Lapsos de amor
Lapsos de amor
O rubro do pôr-do-sol rivaliza com o coro de teus gemidos, sofridos gemidos tardios, ganidos de mulher a orgasmar.
As marcas de tuas unhas, afiadas garras em cio, cortam a pele das costas, acompanhando a cascata de múltiplos espasmos sem fim.
Que cena mais linda, contemplar teu corpo despido em repouso, pálpebras semicerradas, leves arquejos de gozo, seios apontando prá mim!
Séculos fiquei a esperar por teus beijos, inusitados beijos famintos a invadir minha boca sedenta, os mesmos e inesperados desejos a regurgitar.
Quisera poder te reter por mais tempo, mas para o amor estás sempre apressada.
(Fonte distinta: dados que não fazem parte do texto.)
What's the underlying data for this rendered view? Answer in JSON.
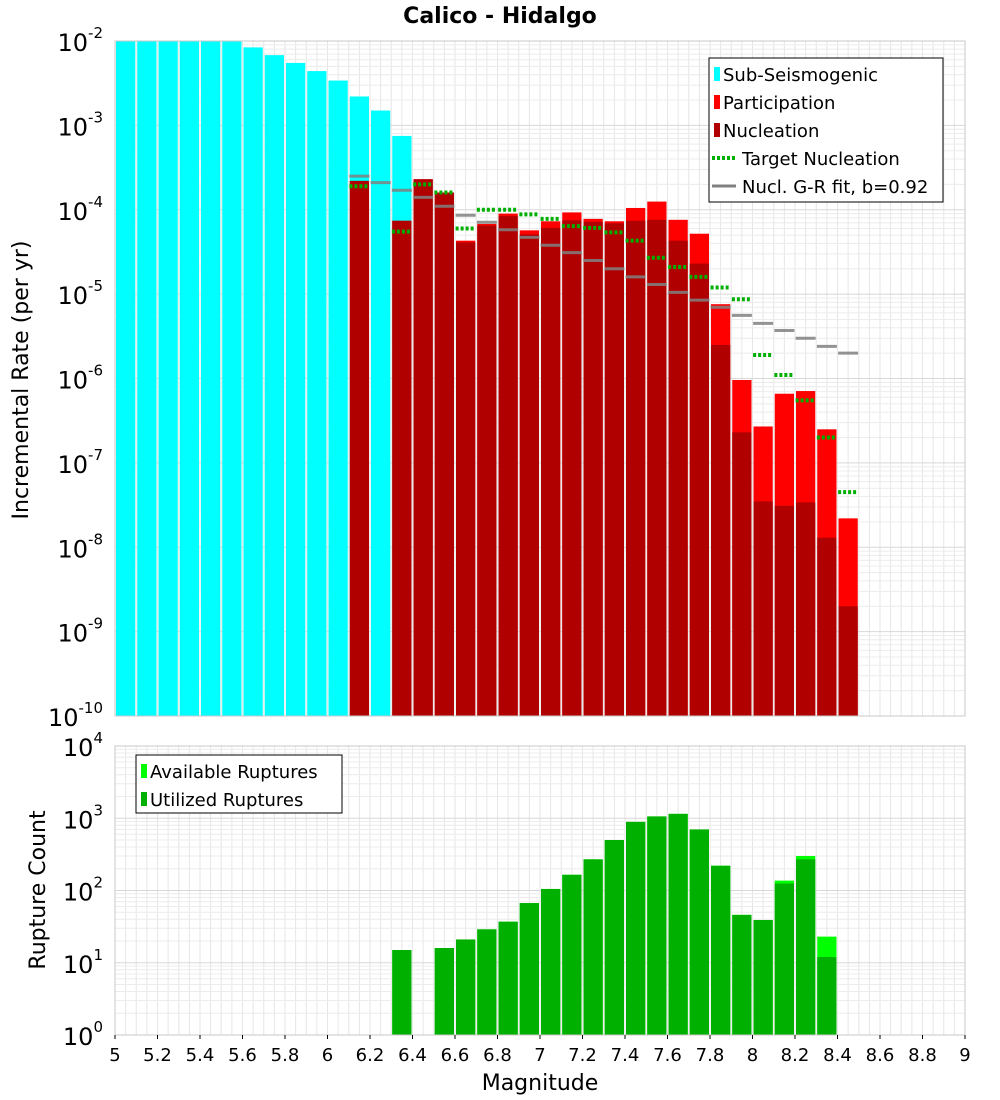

Abraço, com ternura, teu corpo perfeito, percebo tua voz trêmula, titubeias – visivelmente estás assustada.
Fizemos um amor diferente nesta quente tarde de fim de Verão. Sexo com amor: disseste-me judiciosamente; um sexo de forma plena, cavalos selvagens em galope, mistura equalizada de amor e tesão.
Que pena que partes tão cedo. Retenho, previdente, o intermitente estremecer de teu corpo, o dissolver do chocolate que degustamos aos poucos, bocas grudadas em sofreguidão.
Quero te amar com vagar, honrar tuas colinas e vales, beijar os teus seios sem pressa, morder tua garganta com fome, não me contentar com parcas horas da tarde – mas te amar, sem paradas, enquanto existir madrugada.
Foste embora. Mas esqueceste o teu cheiro comigo, a marca de teus dentes cravada em meu peito, antropófaga tatuagem que fizeste em delírio, rastros a te denunciar.
Guardo, ciosamente, estes tesouros tão raros, aquecer-me-ão nas muitas noites de frio que virão, preencherão o imenso Vazio que a tua falta deixa tão patente, cicatrizes impossíveis de esconder.
O que mais me ficou desta tarde de tantos atos marcantes, não foi nosso sexo ardente, foi o dialogar sem palavras contigo, estabelecer uma sintonia afinada, juntar, num só, o nosso mesmo querer.
Conseguimos, em parcos instantes, fazer um amor sem igual, um amor como nunca havíamos feito, como se tivéssemos todo o tempo do mundo, como se o tempo que tínhamos jamais fosse acabar.
Não há beleza maior, para mim, do que participar, como honrado coadjuvante, da lúdica viagem orgásmica de uma mulher. Fico parado, extasiado, a apreciar este momento só dela; apenas a sentir as suas contrações, discurso pélvico de um corpo que declama uma ode a Vida.